Adoptées en conseil des ministres du 29 mars dernier, les nouvelles règles d’attribution des bourses d’études sont rejetées aussi bien par les syndicats de l’éducation, les parents que par les élèves eux-mêmes. Lesquels élèves organisent des marches depuis le début de la semaine pour dire NON aux conditions imposées par le gouvernement afin de bénéficier désormais de cette aide. Puis qu’il faudra désormais avoir 19 ans maximum et une moyenne égale ou supérieure à 12/20 au baccalauréat.

Comme mus par un destin collectif, les élèves sont, dans la plupart des villes du Gabon, descendus dans la rue pour dire NON à la décision aveugle du gouvernement. Lequel, au lieu d’asseoir préalablement les conditions d’excellence, a choisi, comme piqué au vif par l’asphyxie financière, de supprimer la bourse à des milliers des petits gabonais.
Et cela, avec des conditions dont on sait qu’elles seront très difficiles à remplir, non pas par faiblesse intellectuelle des apprenants, mais plutôt au regard des conditions d’apprentissage dans la presque totalité de l’école gabonaise.

Une école paralysée par des grèves permanentes des enseignants, réclamant des meilleures conditions de vie et de travail. Toute chose qui hypothèque les calendriers scolaires avec des années rafistolées et des programmes bâclés. A cela s’ajoute le déficit d’enseignants dans des disciplines jugées pourtant capitales, l’insuffisance de salles de classe où certains élèves en effectifs pléthoriques s’asseyent à même le sol, avec des tables-bancs cassés, etc...

La liste des maux qui accablent l’école gabonaise est loin d’être close et il faut être pire aveugle que le gouvernement pour imposer des conditions d’excellence à pas forcés, sans un travail de fond en amont.

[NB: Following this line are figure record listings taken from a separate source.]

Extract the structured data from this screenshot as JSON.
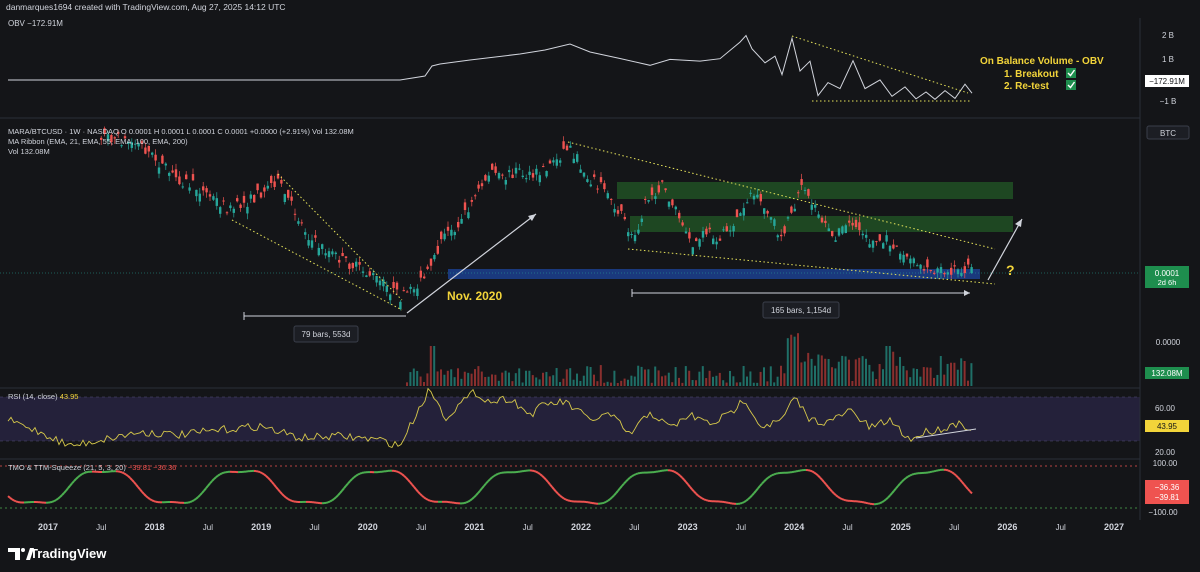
{
  "header": {
    "credit": "danmarques1694 created with TradingView.com, Aug 27, 2025 14:12 UTC"
  },
  "brand": {
    "name": "TradingView",
    "logo_icon": "tradingview-logo-icon"
  },
  "colors": {
    "background": "#141518",
    "price_line": "#d1d4dc",
    "candle_up": "#26a69a",
    "candle_down": "#ef5350",
    "trendline": "#e6e35a",
    "accent_yellow": "#f2d43a",
    "support_band": "#1b3f8f",
    "resistance_zone": "#1f4d23",
    "rsi_band": "#2a2545",
    "rsi_line": "#d7c94a",
    "tmo_up": "#4caf50",
    "tmo_down": "#ef5350",
    "label_green": "#1e8e4e"
  },
  "obv_panel": {
    "label": "OBV",
    "value": "−172.91M",
    "axis_ticks": [
      "2 B",
      "1 B",
      "−1 B"
    ],
    "last_value_tag": "−172.91M",
    "annotation_title": "On Balance Volume - OBV",
    "checklist": [
      {
        "text": "1. Breakout",
        "checked": true
      },
      {
        "text": "2. Re-test",
        "checked": true
      }
    ]
  },
  "price_panel": {
    "symbol_line": "MARA/BTCUSD · 1W · NASDAQ  O 0.0001  H 0.0001  L 0.0001  C 0.0001  +0.0000 (+2.91%)  Vol 132.08M",
    "indicator_line": "MA Ribbon (EMA, 21, EMA, 55, EMA, 100, EMA, 200)",
    "vol_line": "Vol  132.08M",
    "currency_tag": "BTC",
    "price_axis_label": "0.0000",
    "last_price_tag": "0.0001",
    "countdown_tag": "2d 6h",
    "volume_tag": "132.08M",
    "annotations": {
      "nov_2020": "Nov. 2020",
      "question": "?",
      "range1": "79 bars, 553d",
      "range2": "165 bars, 1,154d"
    }
  },
  "rsi_panel": {
    "label": "RSI (14, close)",
    "value": "43.95",
    "axis_ticks": [
      "60.00",
      "20.00"
    ],
    "last_value_tag": "43.95"
  },
  "tmo_panel": {
    "label": "TMO & TTM-Squeeze (21, 5, 3, 20)",
    "values": [
      "−39.81",
      "−36.36"
    ],
    "axis_ticks": [
      "100.00",
      "−100.00"
    ],
    "value_tags": [
      "−36.36",
      "−39.81"
    ]
  },
  "time_axis": {
    "labels": [
      "2017",
      "Jul",
      "2018",
      "Jul",
      "2019",
      "Jul",
      "2020",
      "Jul",
      "2021",
      "Jul",
      "2022",
      "Jul",
      "2023",
      "Jul",
      "2024",
      "Jul",
      "2025",
      "Jul",
      "2026",
      "Jul",
      "2027"
    ]
  },
  "chart_data": [
    {
      "type": "line",
      "title": "OBV",
      "x_range": [
        "2017",
        "2025-08"
      ],
      "y_ticks": [
        "2 B",
        "1 B",
        "−1 B"
      ],
      "last_value": "−172.91M",
      "grid": false
    },
    {
      "type": "candlestick",
      "title": "MARA/BTCUSD · 1W · NASDAQ",
      "x_range": [
        "2017",
        "2027"
      ],
      "last_price": "0.0001",
      "change": "+0.0000 (+2.91%)",
      "volume": "132.08M",
      "annotations": [
        "Nov. 2020",
        "79 bars, 553d",
        "165 bars, 1,154d",
        "?"
      ],
      "grid": false
    },
    {
      "type": "line",
      "title": "RSI (14, close)",
      "ylim": [
        20,
        60
      ],
      "last_value": 43.95,
      "grid": false
    },
    {
      "type": "line",
      "title": "TMO & TTM-Squeeze (21, 5, 3, 20)",
      "ylim": [
        -100,
        100
      ],
      "last_values": [
        -39.81,
        -36.36
      ],
      "grid": false
    }
  ]
}
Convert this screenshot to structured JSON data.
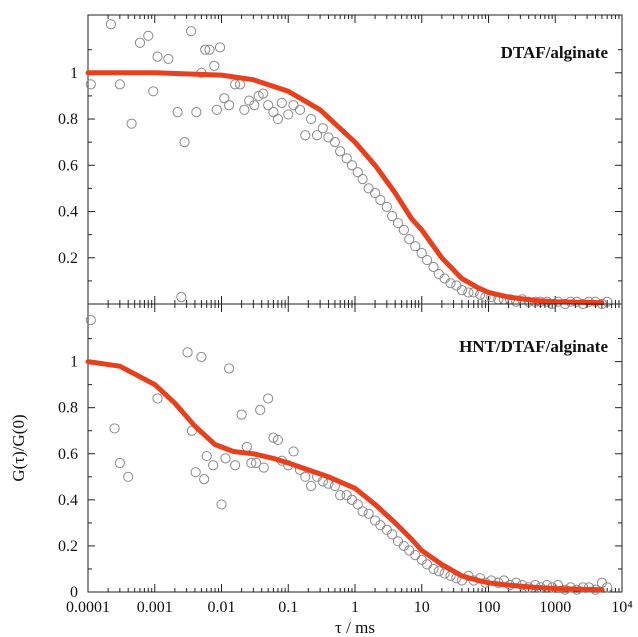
{
  "chart_data": {
    "type": "scatter",
    "x_scale": "log",
    "xlabel": "τ / ms",
    "ylabel": "G(τ)/G(0)",
    "x_ticks": [
      "0.0001",
      "0.001",
      "0.01",
      "0.1",
      "1",
      "10",
      "100",
      "1000",
      "10⁴"
    ],
    "xlim": [
      0.0001,
      10000
    ],
    "panels": [
      {
        "title": "DTAF/alginate",
        "ylim": [
          0,
          1.25
        ],
        "y_ticks": [
          "0.2",
          "0.4",
          "0.6",
          "0.8",
          "1"
        ],
        "fit": {
          "color": "#e8401c",
          "x": [
            0.0001,
            0.001,
            0.01,
            0.03,
            0.1,
            0.3,
            1,
            2,
            4,
            7,
            10,
            20,
            40,
            70,
            100,
            200,
            500,
            1000,
            5000
          ],
          "y": [
            1.0,
            1.0,
            0.99,
            0.97,
            0.92,
            0.84,
            0.7,
            0.6,
            0.48,
            0.37,
            0.32,
            0.2,
            0.11,
            0.07,
            0.05,
            0.03,
            0.015,
            0.01,
            0.005
          ]
        },
        "points": {
          "x": [
            0.00011,
            0.00022,
            0.0003,
            0.00045,
            0.0006,
            0.0008,
            0.00095,
            0.0011,
            0.0016,
            0.0022,
            0.0028,
            0.0035,
            0.0042,
            0.005,
            0.0057,
            0.0066,
            0.0078,
            0.0085,
            0.0095,
            0.011,
            0.013,
            0.016,
            0.019,
            0.022,
            0.026,
            0.031,
            0.036,
            0.042,
            0.05,
            0.06,
            0.07,
            0.08,
            0.1,
            0.12,
            0.15,
            0.18,
            0.22,
            0.27,
            0.33,
            0.4,
            0.5,
            0.6,
            0.75,
            0.9,
            1.1,
            1.3,
            1.6,
            2.0,
            2.4,
            3.0,
            3.6,
            4.4,
            5.4,
            6.5,
            8,
            10,
            12,
            15,
            18,
            22,
            27,
            33,
            40,
            50,
            60,
            75,
            90,
            110,
            140,
            170,
            210,
            260,
            320,
            400,
            500,
            600,
            750,
            900,
            1100,
            1400,
            1700,
            2100,
            2600,
            3200,
            4000,
            5000,
            6000
          ],
          "y": [
            0.95,
            1.21,
            0.95,
            0.78,
            1.13,
            1.16,
            0.92,
            1.07,
            1.06,
            0.83,
            0.7,
            1.18,
            0.83,
            1.0,
            1.1,
            1.1,
            1.03,
            0.84,
            1.11,
            0.89,
            0.86,
            0.95,
            0.95,
            0.84,
            0.88,
            0.86,
            0.9,
            0.91,
            0.86,
            0.83,
            0.8,
            0.87,
            0.82,
            0.86,
            0.84,
            0.73,
            0.8,
            0.73,
            0.76,
            0.72,
            0.7,
            0.66,
            0.63,
            0.6,
            0.57,
            0.54,
            0.5,
            0.48,
            0.45,
            0.42,
            0.38,
            0.35,
            0.32,
            0.28,
            0.25,
            0.22,
            0.19,
            0.16,
            0.13,
            0.11,
            0.09,
            0.08,
            0.06,
            0.05,
            0.05,
            0.04,
            0.03,
            0.03,
            0.02,
            0.02,
            0.02,
            0.01,
            0.02,
            0.01,
            0.01,
            0.01,
            0.01,
            0.0,
            0.01,
            0.0,
            0.01,
            0.01,
            0.0,
            0.01,
            0.01,
            0.0,
            0.01
          ]
        }
      },
      {
        "title": "HNT/DTAF/alginate",
        "ylim": [
          0,
          1.25
        ],
        "y_ticks": [
          "0",
          "0.2",
          "0.4",
          "0.6",
          "0.8",
          "1"
        ],
        "fit": {
          "color": "#e8401c",
          "x": [
            0.0001,
            0.0003,
            0.001,
            0.002,
            0.004,
            0.008,
            0.015,
            0.03,
            0.06,
            0.1,
            0.2,
            0.4,
            1,
            2,
            4,
            7,
            10,
            20,
            40,
            70,
            100,
            200,
            500,
            1000,
            5000
          ],
          "y": [
            1.0,
            0.98,
            0.9,
            0.82,
            0.72,
            0.64,
            0.61,
            0.6,
            0.58,
            0.56,
            0.53,
            0.5,
            0.45,
            0.38,
            0.3,
            0.23,
            0.18,
            0.12,
            0.07,
            0.05,
            0.04,
            0.03,
            0.02,
            0.015,
            0.01
          ]
        },
        "points": {
          "x": [
            0.00011,
            0.00025,
            0.0003,
            0.0004,
            0.0011,
            0.0025,
            0.0031,
            0.0036,
            0.0041,
            0.005,
            0.0055,
            0.006,
            0.0075,
            0.01,
            0.0115,
            0.013,
            0.016,
            0.02,
            0.024,
            0.028,
            0.033,
            0.038,
            0.043,
            0.05,
            0.06,
            0.07,
            0.08,
            0.1,
            0.12,
            0.15,
            0.18,
            0.22,
            0.27,
            0.33,
            0.4,
            0.5,
            0.6,
            0.75,
            0.9,
            1.1,
            1.3,
            1.6,
            2.0,
            2.4,
            3.0,
            3.6,
            4.4,
            5.4,
            6.5,
            8,
            10,
            12,
            15,
            18,
            22,
            27,
            33,
            40,
            50,
            60,
            75,
            90,
            110,
            140,
            170,
            210,
            260,
            320,
            400,
            500,
            600,
            750,
            900,
            1100,
            1400,
            1700,
            2100,
            2600,
            3200,
            4000,
            5000,
            6000
          ],
          "y": [
            1.18,
            0.71,
            0.56,
            0.5,
            0.84,
            1.28,
            1.04,
            0.7,
            0.52,
            1.02,
            0.49,
            0.59,
            0.55,
            0.38,
            0.58,
            0.97,
            0.55,
            0.77,
            0.63,
            0.56,
            0.56,
            0.79,
            0.54,
            0.84,
            0.67,
            0.66,
            0.57,
            0.55,
            0.61,
            0.53,
            0.5,
            0.46,
            0.5,
            0.48,
            0.47,
            0.46,
            0.42,
            0.42,
            0.4,
            0.38,
            0.35,
            0.34,
            0.31,
            0.29,
            0.27,
            0.25,
            0.22,
            0.2,
            0.18,
            0.16,
            0.14,
            0.12,
            0.1,
            0.09,
            0.08,
            0.07,
            0.06,
            0.05,
            0.07,
            0.05,
            0.06,
            0.04,
            0.05,
            0.04,
            0.05,
            0.03,
            0.04,
            0.03,
            0.02,
            0.03,
            0.02,
            0.03,
            0.02,
            0.03,
            0.01,
            0.02,
            0.01,
            0.02,
            0.02,
            0.01,
            0.04,
            0.02
          ]
        }
      }
    ]
  }
}
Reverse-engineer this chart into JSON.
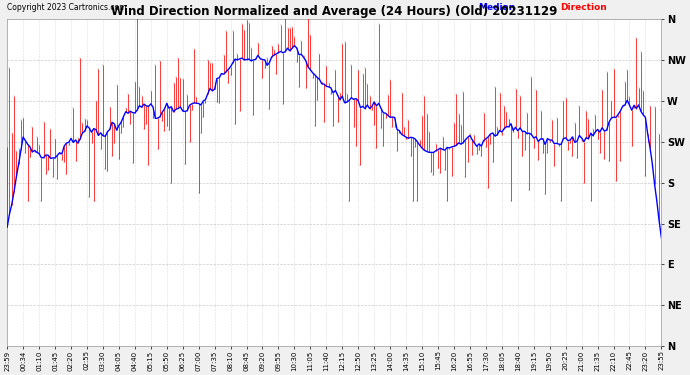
{
  "title": "Wind Direction Normalized and Average (24 Hours) (Old) 20231129",
  "copyright": "Copyright 2023 Cartronics.com",
  "legend_median": "Median",
  "legend_direction": "Direction",
  "y_labels": [
    "N",
    "NW",
    "W",
    "SW",
    "S",
    "SE",
    "E",
    "NE",
    "N"
  ],
  "y_values": [
    360,
    315,
    270,
    225,
    180,
    135,
    90,
    45,
    0
  ],
  "x_labels": [
    "23:59",
    "00:34",
    "01:10",
    "01:45",
    "02:20",
    "02:55",
    "03:30",
    "04:05",
    "04:40",
    "05:15",
    "05:50",
    "06:25",
    "07:00",
    "07:35",
    "08:10",
    "08:45",
    "09:20",
    "09:55",
    "10:30",
    "11:05",
    "11:40",
    "12:15",
    "12:50",
    "13:25",
    "14:00",
    "14:35",
    "15:10",
    "15:45",
    "16:20",
    "16:55",
    "17:30",
    "18:05",
    "18:40",
    "19:15",
    "19:50",
    "20:25",
    "21:00",
    "21:35",
    "22:10",
    "22:45",
    "23:20",
    "23:55"
  ],
  "ylim": [
    0,
    360
  ],
  "background_color": "#f0f0f0",
  "plot_bg_color": "#ffffff",
  "grid_color": "#aaaaaa",
  "red_color": "#ff0000",
  "blue_color": "#0000ff",
  "black_color": "#000000",
  "title_color": "#000000",
  "copyright_color": "#000000",
  "median_legend_color": "#0000ff",
  "direction_legend_color": "#ff0000",
  "n_points": 288,
  "noise_std": 40,
  "median_window": 15
}
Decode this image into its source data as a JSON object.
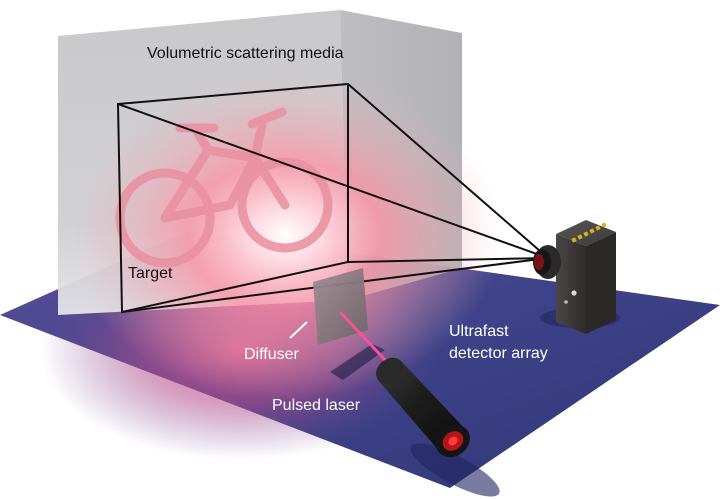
{
  "labels": {
    "media": "Volumetric scattering media",
    "target": "Target",
    "diffuser": "Diffuser",
    "detector_line1": "Ultrafast",
    "detector_line2": "detector array",
    "laser": "Pulsed laser"
  },
  "colors": {
    "floor": "#3a3f86",
    "floor_glow": "#c04a86",
    "media_wall": "#c8c8cc",
    "scatter_glow": "#ff6f86",
    "laser_beam": "#ff4f9a",
    "camera_body": "#3d3a3a",
    "sensor": "#d9b21c"
  },
  "icons": {
    "target": "bicycle-icon",
    "detector": "camera-icon",
    "laser": "laser-icon"
  }
}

Quid des états généraux de l’éducation ?

Pour faire face à la grogne des écoliers, le premier ministre, Julien Nkoghe Bekale et ses ministres accusent les enseignants et les parents d’élèves d’être responsables de ces mesures, lors des états généraux de l’éducation de 2010. Accusation que rejettent naturellement les syndicats de l’éducation. Et même s’il reconnait avoir participé à l’adoption des conclusions de ces états généraux, le président du SENA, le syndicat de l’éducation nationale, Fridolin Mve Messa, explique que l’application de ces mesures doit obéir à un certain nombre de préalables arrêtés lors de ces travaux.

Ces préalables dont l’exécution obéissait à un plan décennal jusqu’en 2020, allaient de la construction des écoles, à la formation et au recyclage des enseignants. Or, depuis quelques années, l’Etat a gelé les concours dans les écoles qui forment les enseignants.

Il avait été aussi décidé de l’introduction de l’Anglais dès le pré-primaire. Et ce n’était seulement au bout de ce plan décennal que devait s’appliquer cette prime à l’excellence dont la barre a été placée à 12 de moyenne.
Pour Mve Messa, il s’agit donc d’une fuite en avant du gouvernement qui, faute d’avoir honoré tous ses engagements, cherche à appliquer un élément de ces états généraux. Il y a manifestement une mauvaise interprétation par le gouvernement des états généraux de l’éducation dont il jette désormais l’anathème sur les syndicats et les parents d’élèves.

Voilà une mesure qui, loin de régler le souci d’excellence du gouvernement, est en train d’exacerber un climat social déjà surchauffé par des revendications multisectorielles. Le tout sur fond de licenciement massif du gouvernement, avec la décision de réduire de moitié, les effectifs de la main d’œuvre non permanente dans la plupart des administrations publiques, pour mettre au chômage, des milliers de pères et de mères famille, alors que leurs enfants, désormais sans bourses, voient leur avenir s’assombrir à l’horizon. Sauf à espérer que le gouvernement entende raison en se rétractant comme il l’avait fait en 2013, avec la réforme du Bac de Séraphin Moundounga.